The process is aided by the teeth that cut and chew the food; by the tongue that moves the food around for thorough chewing and mixing with saliva; by the liver that processes and stores nutrients, and produces bile salts; by the gall bladder that stores bile salts -- used to break up fats and oils -- and empties them into the intestine; and by the pancreas that makes pancreatic juices containing digestive enzymes.

Each section of the system is a wonder of design, and the more one investigates, the more one discovers. To an observer, the digestive system might seem one of the easier body systems to understand. In fact, it was not until the 19th century that the chemistry of the digestive process was understood in detail. The whole process of digestion is like dismantling a building brick by brick -- including the doors, windows, floorboards, and roof tiles -- and then putting these parts back together according to another set of plans, to make a completely different building. In this comparison, the first building is the food, while the second building is your body tissue.

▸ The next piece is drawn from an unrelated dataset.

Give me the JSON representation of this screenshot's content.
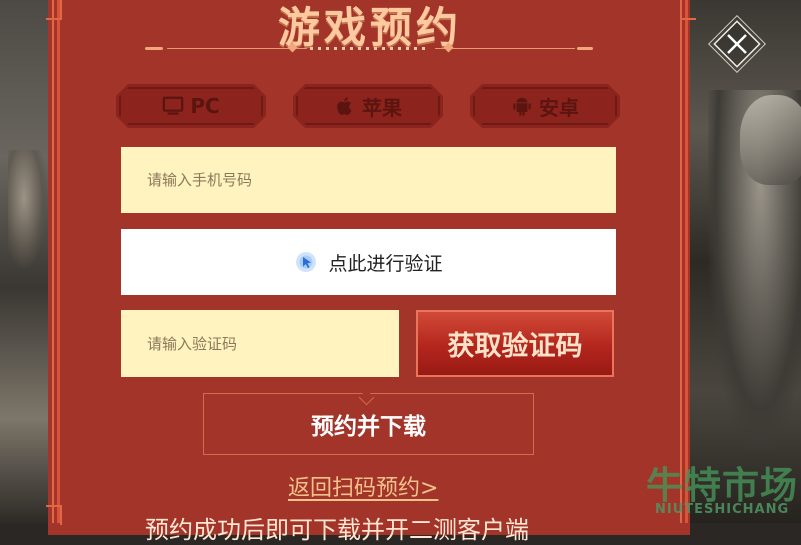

Food contains not only energy, but also the raw materials needed for the body’s growth, maintenance, and repair. It is as if you put gasoline into a car’s tank, and then watched the car convert the gasoline into replacement bearings, nuts and bolts, and new tires for itself! To carry out its maintenance and repair processes, the body needs a selection of nutrients, such as proteins, carbohydrates, fats and oils, minerals and vitamins. The huge molecules of carbohydrates, proteins, and lipids are too big to pass through the lining of the intestines and become absorbed into the body. Digestion breaks these large food substances into their subunits, so that they are small enough to pass through. With digestion, proteins are split into amino acids, carbohydrates into sugars, and lipids into fatty acids. These subunits are carried around the body in both blood and lymph, and supplied to each and every cell. In each cell, the nutrients are used according to the cell’s needs -- perhaps to provide energy or to make new substances.

In the postal system, you pay a lot of money for a special service that guarantees delivery on the next day. To carry your package across continents, can take many days. In your body’s superb operation, you mail your letter in the morning, and by lunchtime every particle of it has been distributed through the thousands of miles of the internal transport system to every one of the body’s trillions of individual cells. No system could be more complex and as efficient. No system could be better planned. Think of the postal system and think of your stomach. There you see the greatness of the Creator.